Bau politik, kalaupun ada, cuma sebatas konflik lokal di seputar tuntutan untuk "mereformasi" (demikian mereka menyebutnya) seorang kepala desa Wonoharjo yang dinilai korup. Selebihnya adalah pelampiasan dendam belaka, misalnya yang terlihat dalam kasus pembantaian Thoyib, seorang maling motor kambuhan di Kecamatan Cigugur.
Lalu, kenapa masyarakat menjadi begitu beringas? Selama ini, menurut pakar kriminologi Universitas Indonesia, Mulyana W. Kusumah, keluarga korban cuma bisa menyimpan dendam. Teluh—tentu saja—tak pernah bisa dibuktikan secara empiris. Dan karena itu, jerat hukum tak sanggup menjangkaunya. Lalu, muncullah sebuah peluang dari situasi politik yang relatif lebih bebas. Hasilnya adalah letupan energi radikal yang mengartikan reformasi sebagai keleluasaan main hakim sendiri.
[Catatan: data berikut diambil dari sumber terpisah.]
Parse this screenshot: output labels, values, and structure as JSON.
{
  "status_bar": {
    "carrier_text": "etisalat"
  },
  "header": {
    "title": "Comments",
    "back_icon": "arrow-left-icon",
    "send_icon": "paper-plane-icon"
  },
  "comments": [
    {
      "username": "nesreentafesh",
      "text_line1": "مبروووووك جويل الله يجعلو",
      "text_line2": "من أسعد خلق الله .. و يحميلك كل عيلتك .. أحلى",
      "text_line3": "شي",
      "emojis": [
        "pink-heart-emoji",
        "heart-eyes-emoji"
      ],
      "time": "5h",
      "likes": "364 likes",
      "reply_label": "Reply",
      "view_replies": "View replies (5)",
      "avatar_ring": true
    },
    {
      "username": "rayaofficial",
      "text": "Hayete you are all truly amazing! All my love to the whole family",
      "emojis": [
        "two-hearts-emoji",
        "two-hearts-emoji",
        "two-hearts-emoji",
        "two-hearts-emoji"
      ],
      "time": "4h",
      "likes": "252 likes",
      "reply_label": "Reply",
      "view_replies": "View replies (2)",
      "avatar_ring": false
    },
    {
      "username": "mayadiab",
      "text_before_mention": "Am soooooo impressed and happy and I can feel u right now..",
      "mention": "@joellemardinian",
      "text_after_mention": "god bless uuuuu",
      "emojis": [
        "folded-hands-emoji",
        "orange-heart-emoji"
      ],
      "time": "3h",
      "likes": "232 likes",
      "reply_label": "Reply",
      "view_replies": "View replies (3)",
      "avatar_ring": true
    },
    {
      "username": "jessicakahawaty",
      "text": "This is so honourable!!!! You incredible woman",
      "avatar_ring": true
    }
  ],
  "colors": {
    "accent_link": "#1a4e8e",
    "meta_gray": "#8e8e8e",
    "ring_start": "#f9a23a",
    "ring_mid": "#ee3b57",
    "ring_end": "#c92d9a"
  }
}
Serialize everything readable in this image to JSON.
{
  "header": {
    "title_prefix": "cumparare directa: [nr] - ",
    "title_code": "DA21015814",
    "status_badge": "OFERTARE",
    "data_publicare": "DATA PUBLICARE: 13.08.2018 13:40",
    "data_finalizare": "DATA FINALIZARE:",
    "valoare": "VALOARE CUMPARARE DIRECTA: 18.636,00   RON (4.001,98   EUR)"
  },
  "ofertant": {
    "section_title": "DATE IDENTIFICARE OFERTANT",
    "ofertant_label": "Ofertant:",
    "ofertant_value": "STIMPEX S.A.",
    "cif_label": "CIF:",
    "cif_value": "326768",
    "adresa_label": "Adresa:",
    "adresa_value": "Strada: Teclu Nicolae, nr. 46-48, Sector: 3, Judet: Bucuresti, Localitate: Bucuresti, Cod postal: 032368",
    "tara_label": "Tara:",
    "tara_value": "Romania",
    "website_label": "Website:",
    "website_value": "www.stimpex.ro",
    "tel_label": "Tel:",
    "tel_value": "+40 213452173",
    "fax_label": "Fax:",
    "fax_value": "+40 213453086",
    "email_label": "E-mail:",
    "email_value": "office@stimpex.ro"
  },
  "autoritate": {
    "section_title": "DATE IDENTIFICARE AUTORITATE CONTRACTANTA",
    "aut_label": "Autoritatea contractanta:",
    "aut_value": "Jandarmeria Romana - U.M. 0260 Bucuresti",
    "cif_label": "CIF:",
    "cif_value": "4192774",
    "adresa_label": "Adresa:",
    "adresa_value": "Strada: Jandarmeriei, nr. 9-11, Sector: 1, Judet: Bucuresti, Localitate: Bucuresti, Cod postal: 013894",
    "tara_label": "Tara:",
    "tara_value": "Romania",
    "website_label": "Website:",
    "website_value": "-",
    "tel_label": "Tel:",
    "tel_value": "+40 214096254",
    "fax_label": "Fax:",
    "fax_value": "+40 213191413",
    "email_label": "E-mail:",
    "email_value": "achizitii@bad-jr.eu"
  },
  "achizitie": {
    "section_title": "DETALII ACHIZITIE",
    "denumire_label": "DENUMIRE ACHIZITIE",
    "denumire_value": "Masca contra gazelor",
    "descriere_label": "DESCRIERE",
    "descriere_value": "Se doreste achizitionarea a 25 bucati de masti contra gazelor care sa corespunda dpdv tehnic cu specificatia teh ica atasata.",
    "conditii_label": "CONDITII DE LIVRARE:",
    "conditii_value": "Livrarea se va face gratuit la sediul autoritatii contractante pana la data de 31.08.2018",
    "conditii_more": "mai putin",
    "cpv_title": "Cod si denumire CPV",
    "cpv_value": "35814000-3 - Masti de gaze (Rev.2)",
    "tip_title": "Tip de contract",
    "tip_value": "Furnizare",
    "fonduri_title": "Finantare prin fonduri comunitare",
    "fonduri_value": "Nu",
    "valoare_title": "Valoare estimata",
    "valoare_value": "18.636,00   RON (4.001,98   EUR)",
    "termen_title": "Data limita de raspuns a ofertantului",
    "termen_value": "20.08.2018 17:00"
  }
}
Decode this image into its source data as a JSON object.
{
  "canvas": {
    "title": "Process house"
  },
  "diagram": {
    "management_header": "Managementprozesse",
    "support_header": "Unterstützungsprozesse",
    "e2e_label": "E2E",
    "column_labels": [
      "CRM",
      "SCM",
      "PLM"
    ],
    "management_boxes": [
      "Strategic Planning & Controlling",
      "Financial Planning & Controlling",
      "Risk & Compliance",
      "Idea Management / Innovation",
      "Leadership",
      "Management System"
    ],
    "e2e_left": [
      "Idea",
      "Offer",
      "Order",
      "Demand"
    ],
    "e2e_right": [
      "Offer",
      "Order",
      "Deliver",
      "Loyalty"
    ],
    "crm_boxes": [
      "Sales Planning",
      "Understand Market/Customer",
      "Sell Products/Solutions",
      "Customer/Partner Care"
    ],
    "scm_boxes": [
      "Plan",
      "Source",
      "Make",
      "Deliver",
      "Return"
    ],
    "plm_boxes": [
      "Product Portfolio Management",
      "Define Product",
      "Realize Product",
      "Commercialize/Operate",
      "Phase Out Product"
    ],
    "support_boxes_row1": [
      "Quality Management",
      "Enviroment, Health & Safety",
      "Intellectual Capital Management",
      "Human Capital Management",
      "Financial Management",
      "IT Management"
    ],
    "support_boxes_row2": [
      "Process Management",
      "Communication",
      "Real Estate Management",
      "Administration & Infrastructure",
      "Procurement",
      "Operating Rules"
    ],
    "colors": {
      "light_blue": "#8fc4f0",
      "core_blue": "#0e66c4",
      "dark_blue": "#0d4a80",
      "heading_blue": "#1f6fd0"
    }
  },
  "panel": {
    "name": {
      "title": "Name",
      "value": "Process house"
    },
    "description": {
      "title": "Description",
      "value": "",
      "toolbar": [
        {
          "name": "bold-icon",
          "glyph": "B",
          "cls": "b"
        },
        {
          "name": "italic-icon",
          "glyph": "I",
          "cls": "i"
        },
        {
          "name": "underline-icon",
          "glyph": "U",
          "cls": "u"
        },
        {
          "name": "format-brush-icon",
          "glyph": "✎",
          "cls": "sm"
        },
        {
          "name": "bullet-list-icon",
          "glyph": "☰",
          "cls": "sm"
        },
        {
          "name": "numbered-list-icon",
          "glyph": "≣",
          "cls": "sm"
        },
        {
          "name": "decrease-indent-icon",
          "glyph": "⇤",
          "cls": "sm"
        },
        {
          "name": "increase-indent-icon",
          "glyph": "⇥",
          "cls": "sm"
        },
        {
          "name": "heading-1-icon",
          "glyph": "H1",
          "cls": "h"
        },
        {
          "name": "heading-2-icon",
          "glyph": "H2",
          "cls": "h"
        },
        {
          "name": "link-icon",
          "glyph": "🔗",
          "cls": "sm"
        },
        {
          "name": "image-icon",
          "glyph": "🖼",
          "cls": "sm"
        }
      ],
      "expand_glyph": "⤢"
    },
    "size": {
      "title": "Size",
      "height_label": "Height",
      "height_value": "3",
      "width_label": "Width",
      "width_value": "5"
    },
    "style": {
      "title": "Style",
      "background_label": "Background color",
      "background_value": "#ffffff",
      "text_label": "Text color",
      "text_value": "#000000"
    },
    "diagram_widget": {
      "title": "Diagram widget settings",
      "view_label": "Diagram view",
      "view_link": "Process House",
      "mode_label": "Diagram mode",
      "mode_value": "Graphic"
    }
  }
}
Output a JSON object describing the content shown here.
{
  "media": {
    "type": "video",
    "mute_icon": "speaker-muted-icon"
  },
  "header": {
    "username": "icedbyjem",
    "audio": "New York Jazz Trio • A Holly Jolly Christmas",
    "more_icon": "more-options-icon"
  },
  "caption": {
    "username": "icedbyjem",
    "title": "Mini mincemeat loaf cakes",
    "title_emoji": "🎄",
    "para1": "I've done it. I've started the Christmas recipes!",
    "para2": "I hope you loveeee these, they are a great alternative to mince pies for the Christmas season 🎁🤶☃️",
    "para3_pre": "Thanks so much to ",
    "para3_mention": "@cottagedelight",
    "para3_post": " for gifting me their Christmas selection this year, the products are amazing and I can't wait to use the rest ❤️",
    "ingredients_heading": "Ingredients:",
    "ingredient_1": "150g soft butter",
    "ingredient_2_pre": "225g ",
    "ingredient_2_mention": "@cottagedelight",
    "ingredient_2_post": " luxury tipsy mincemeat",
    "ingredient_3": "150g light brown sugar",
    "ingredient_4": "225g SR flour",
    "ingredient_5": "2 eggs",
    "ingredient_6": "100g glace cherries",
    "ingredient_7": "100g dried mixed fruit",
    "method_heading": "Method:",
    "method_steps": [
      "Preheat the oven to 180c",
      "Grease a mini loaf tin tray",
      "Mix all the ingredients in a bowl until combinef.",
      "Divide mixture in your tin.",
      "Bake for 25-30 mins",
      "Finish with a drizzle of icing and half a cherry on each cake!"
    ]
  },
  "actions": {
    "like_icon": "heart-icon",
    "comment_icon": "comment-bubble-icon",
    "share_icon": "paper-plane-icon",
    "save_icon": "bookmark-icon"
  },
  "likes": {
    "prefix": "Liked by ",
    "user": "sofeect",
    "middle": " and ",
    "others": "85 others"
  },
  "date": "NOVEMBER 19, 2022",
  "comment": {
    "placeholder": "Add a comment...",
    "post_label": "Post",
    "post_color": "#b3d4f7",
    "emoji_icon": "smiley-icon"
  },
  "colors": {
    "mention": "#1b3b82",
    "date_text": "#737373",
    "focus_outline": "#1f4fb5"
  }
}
Apalagi, selama ini, masyarakat bersikap permisif, bahkan menghalalkan tindakan brutal itu.
Kelambanan aparat keamanan—memang lagi loyo—melengkapi berbagai faktor penyebab di atas. Kontras malah menuding bahwa hamba hukum bukan cuma tak tanggap, tapi juga cenderung membiarkannya. Faktanya memang tak terbantahkan: penjagalan pertama telah terjadi lima bulan lalu, sementara penanganan serius baru dilakukan beberapa bulan kemudian, setelah jatuh puluhan korban. Korban niscaya akan semakin banyak jika tragedi ini tak juga dijadikan pelajaran.